I have tried to avoid making statements about floating-point without also giving reasons why the statements are true, especially since the justifications involve nothing more complicated than elementary calculus. Those explanations that are not central to the main argument have been grouped into a section called "The Details," so that they can be skipped if desired. In particular, the proofs of many of the theorems appear in this section. The end of each proof is marked with the * symbol; when a proof is not included, the * appears immediately following the statement of the theorem.
Squeezing infinitely many real numbers into a finite number of bits requires an approximate representation. Although there are infinitely many integers, in most programs the result of integer computations can be stored in 32 bits. In contrast, given any fixed number of bits, most calculations with real numbers will produce quantities that cannot be exactly represented using that many bits. Therefore the result of a floating-point calculation must often be rounded in order to fit back into its finite representation. This rounding error is the characteristic feature of floating-point computation. "Relative Error and Ulps" on page 176 describes how it is measured.
Since most floating-point calculations have rounding error anyway, does it matter if the basic arithmetic operations introduce a little bit more rounding error than necessary? That question is a main theme throughout this section. "Guard Digits" on page 178 discusses guard digits, a means of reducing the error when subtracting two nearby numbers.
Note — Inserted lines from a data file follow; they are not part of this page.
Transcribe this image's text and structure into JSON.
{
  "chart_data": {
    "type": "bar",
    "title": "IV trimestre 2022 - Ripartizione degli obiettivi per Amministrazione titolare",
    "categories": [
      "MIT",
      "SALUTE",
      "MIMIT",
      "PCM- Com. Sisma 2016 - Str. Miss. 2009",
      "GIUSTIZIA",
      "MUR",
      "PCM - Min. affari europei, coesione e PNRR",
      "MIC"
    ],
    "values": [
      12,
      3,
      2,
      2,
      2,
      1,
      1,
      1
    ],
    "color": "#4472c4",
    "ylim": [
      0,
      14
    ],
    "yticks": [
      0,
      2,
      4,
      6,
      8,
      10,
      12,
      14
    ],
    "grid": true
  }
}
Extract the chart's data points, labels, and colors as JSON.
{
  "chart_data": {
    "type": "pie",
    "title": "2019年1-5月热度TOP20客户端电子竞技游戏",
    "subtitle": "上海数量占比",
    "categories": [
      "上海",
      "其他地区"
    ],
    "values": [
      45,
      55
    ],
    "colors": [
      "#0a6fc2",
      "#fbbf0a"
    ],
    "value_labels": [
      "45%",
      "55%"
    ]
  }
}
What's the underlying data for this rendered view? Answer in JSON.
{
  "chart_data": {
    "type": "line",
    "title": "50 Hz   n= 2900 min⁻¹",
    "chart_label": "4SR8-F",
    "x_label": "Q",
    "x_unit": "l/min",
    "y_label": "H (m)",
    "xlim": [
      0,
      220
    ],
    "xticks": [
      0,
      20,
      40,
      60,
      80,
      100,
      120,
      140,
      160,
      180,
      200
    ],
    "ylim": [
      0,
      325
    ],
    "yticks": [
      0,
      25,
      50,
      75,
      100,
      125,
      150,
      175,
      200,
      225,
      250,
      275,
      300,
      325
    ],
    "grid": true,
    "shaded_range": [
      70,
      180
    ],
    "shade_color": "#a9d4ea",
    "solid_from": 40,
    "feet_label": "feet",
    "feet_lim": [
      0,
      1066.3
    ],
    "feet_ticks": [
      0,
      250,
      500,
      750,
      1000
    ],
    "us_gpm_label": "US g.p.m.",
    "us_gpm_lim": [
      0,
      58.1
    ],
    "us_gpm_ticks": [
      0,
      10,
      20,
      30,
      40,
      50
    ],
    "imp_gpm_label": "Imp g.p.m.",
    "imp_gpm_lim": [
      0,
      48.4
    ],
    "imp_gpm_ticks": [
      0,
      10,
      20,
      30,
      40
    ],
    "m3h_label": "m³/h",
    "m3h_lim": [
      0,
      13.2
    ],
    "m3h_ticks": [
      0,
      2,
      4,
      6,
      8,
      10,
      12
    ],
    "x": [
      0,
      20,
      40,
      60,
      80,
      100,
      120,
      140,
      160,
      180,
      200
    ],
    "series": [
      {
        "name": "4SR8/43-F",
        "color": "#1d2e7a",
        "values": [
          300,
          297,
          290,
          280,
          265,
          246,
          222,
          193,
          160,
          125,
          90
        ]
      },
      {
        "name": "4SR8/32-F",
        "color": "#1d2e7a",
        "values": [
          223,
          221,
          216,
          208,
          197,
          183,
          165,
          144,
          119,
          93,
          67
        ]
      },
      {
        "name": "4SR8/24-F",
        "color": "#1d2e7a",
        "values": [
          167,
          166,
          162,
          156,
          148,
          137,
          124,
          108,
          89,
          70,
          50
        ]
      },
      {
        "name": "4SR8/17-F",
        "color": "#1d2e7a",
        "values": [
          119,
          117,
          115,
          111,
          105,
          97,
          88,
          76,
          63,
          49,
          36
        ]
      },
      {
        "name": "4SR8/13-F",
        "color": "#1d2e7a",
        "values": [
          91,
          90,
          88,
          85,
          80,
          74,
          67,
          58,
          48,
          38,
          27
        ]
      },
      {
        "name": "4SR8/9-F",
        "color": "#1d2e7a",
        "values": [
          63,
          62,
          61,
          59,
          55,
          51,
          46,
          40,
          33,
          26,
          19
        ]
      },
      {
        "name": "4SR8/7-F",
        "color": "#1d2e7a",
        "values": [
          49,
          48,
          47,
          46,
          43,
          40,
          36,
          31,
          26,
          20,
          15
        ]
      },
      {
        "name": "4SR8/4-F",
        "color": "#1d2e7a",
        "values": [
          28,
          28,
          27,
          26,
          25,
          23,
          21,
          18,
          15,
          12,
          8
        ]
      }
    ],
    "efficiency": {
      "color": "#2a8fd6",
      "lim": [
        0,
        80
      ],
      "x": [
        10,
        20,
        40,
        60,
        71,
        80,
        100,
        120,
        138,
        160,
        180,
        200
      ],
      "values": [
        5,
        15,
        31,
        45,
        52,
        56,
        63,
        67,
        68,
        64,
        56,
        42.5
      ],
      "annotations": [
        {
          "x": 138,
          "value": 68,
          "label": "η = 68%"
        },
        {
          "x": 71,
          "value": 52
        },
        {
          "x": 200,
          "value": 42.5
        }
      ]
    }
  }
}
Guard digits were considered sufficiently important by IBM that in 1968 it added a guard digit to the double precision format in the System/360 architecture (single precision already had a guard digit), and retrofitted all existing machines in the field. Two examples are given to illustrate the utility of guard digits.
The IEEE standard goes further than just requiring the use of a guard digit. It gives an algorithm for addition, subtraction, multiplication, division and square root, and requires that implementations produce the same result as that algorithm. Thus, when a program is moved from one machine to another, the results of the basic operations will be the same in every bit if both machines support the IEEE standard. This greatly simplifies the porting of programs. Other uses of this precise specification are given in "Exactly Rounded Operations" on page 185.